Después de El Sídrome de Stendhal (1996), cada vez que Dario Argento se sitúa tras algún proyecto, siempre alguna voz clama: por fin, el regreso del auténtico Dario Argento. Exceptuando su versión de El Fantasma de la Ópera (1998) –esa no había por dónde cogerla-, esto ha sucedido con Insomnio (2001), en El Jugador (2004), los dos capítulos que dirigió para Masters of Horrors, La Terza Madre (Mother of Tears, 2007) y, ahora, en Giallo. Son demasiados títulos dudosos, ¿no?, y más teniendo en cuenta que, en la mayoría de ellos, la supuesta recuperación se basa en destellos brillantes aislados. A estas alturas, a alguien que nos ha entregado películas tan válidas y absorbentes como Inferno o Tenebre no se le exculpa por detalles: se le exigen, como mínimo.

Giallo arranca bien: dos chicas japonesas van a la ópera pero, como es su última noche en Turín y les aburre un poco la representación, deciden irse de juerga. En una discoteca, una de ellas conoce a un chico y la otra decide volverse al hotel. Para ello, pilla un taxi… y ese es el comienzo de su final. Es una escena bien narrada, con clase si me apuras, algo de lo que Argento no suele hacer gala demasiado a menudo. Así, mientras descubrimos que el conductor de ese vehículo no es, precisamente, un taxista, conocemos a Celine (Elsa Pataky) en mitad de un pase de modelos, y a su hermana Linda (Emmanuelle Seigner), que acaba de llegar a la ciudad y se va al piso de la primera a esperar a que termine el desfile.

Inevitablemente, sucede lo que tiene que pasar: Celine, para llegar antes a casa y que su Linda no pase demasiado tiempo sola, coge un taxi, ése taxi, y nunca llega al piso. A la mañana siguiente, Linda denuncia su desaparición y entra en contacto con el detective Enzo Avolfi (Adrien Brody), que lleva tiempo encerrado –literal y metafóricamente- en la investigación que concierne a las chicas guapas que, últimamente, aparecen brutalmente mutiladas en varios puntos de la ciudad. Entre los dos, se lanzan a una investigación contrarreloj para que el psicópata no acabe con Celine.

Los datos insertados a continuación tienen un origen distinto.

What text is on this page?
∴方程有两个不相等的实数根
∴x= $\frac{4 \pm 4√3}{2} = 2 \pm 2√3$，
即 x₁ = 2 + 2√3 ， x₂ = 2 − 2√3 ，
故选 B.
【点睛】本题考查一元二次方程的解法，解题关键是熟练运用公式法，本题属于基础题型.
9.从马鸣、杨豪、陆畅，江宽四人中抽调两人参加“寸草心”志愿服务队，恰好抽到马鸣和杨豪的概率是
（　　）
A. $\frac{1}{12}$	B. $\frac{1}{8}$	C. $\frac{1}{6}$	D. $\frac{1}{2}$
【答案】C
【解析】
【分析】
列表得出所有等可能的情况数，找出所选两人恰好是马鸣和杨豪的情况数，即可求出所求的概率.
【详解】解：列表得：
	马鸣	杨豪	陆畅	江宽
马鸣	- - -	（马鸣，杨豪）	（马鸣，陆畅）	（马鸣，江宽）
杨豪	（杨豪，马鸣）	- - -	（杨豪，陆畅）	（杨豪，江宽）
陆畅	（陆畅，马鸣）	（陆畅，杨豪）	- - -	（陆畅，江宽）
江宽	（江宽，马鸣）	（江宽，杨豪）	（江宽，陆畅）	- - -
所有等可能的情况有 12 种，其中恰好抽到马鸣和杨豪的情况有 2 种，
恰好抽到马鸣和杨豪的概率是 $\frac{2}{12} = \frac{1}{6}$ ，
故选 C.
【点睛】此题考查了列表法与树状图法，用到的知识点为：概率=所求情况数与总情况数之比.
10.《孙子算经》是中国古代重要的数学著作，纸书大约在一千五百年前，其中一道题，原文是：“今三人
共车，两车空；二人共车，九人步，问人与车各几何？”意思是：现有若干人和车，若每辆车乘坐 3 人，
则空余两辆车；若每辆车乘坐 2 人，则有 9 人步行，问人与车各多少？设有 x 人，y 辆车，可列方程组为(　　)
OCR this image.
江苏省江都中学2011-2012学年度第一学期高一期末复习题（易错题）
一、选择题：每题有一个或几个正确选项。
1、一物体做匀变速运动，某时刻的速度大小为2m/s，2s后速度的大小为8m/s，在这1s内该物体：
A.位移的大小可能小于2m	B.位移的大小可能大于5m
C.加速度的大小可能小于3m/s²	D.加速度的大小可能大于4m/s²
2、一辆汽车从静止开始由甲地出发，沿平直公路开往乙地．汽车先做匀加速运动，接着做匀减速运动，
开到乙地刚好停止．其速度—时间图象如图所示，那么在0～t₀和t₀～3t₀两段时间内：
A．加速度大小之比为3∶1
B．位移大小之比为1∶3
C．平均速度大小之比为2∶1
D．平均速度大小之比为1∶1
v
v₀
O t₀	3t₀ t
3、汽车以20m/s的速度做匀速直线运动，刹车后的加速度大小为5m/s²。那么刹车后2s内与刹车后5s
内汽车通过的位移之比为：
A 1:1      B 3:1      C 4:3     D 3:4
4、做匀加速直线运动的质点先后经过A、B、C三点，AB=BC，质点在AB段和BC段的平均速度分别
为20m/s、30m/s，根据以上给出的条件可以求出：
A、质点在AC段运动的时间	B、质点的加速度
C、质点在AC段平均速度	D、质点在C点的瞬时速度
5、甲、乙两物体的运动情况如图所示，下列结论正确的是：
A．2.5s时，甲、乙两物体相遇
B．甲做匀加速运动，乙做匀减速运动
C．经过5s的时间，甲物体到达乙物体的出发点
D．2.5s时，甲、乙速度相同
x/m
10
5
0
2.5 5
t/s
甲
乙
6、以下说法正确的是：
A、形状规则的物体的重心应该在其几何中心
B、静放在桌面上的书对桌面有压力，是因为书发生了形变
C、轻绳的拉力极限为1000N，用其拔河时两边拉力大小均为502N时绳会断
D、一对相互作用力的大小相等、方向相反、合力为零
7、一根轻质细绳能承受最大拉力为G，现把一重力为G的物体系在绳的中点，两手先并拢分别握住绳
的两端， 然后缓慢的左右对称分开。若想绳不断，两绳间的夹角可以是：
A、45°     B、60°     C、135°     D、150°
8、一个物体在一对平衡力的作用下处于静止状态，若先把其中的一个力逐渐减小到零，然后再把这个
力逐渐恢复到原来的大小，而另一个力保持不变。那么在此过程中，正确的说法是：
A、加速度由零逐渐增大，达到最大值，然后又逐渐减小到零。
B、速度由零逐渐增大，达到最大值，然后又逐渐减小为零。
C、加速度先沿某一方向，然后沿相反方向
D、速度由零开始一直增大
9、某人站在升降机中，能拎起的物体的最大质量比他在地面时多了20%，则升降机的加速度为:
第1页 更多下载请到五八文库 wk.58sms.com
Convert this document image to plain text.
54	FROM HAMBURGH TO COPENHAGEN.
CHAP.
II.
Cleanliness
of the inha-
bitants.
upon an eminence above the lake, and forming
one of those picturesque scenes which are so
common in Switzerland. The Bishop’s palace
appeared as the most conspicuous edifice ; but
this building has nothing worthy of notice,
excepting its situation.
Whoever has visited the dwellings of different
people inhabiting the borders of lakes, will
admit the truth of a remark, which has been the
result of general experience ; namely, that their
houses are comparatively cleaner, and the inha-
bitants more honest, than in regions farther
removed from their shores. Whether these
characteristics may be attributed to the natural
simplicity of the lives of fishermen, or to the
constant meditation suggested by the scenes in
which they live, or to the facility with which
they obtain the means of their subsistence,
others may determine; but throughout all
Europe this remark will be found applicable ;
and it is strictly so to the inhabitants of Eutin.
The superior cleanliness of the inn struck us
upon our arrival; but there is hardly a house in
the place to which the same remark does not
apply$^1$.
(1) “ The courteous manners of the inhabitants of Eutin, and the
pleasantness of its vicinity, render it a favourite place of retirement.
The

Y aquí, que estaremos rondando el minuto quince o veinte de la película, se estanca. Y no pasa nada más hasta el final. En serio, no exagero. Nada de lo que averiguan Linda y Enzo sirve, realmente, para nada –y con esto no estoy desvelando nada, lo nota el que ve la película. Más allá de otra cuestión, este es el principal problema que tiene Giallo. *En ocasiones anteriores, Dario Argento ha aprovechado esta nadería narrativa para adentrarse en el mundo escalofriante y fascinante de las pesadillas. Fue el caso de la mencionada Inferno, donde el argumento era una mera excusa para desarrollar fabulosos crímenes y enigmáticas escenas nocturnas embrujadas. O la archifamosa “Suspiria” donde el nivel del guión era reamente ínfimo, pero el potencial visual e imaginativo de Argento la hacía remontar el vuelo, convirtiéndola casi en el clásico de culto de su filmografía.

En Giallo, este vacío narrativo está aprovechado para adentrarse en un torture porn bastante light. Gran parte de la película es el asesino torturando primero a la chica japonesa y luego a Elsa Pataki. No es especialmente violento, ni chocante, ni nada de nada. Lo que este torturador hace son cosquillas preparatorias, si acaso, de lo que sucedía en los sótanos de la fábrica en Hostel, por no poner, ni siquiera, un ejemplo muy extremo. Y, ¡maldita sea, es Darío Argento!, el retorcido personaje que pegó alfileres con papel adhesivo en los ojos de Christina Marsillach en “Terror en la Ópera”, o que dejó que un perturabado Thomas Kretschmann besara a su hija Asia con una cuchilla en los labios en El Síndrome de Stendhal… sabe de torture porn, claro que sí.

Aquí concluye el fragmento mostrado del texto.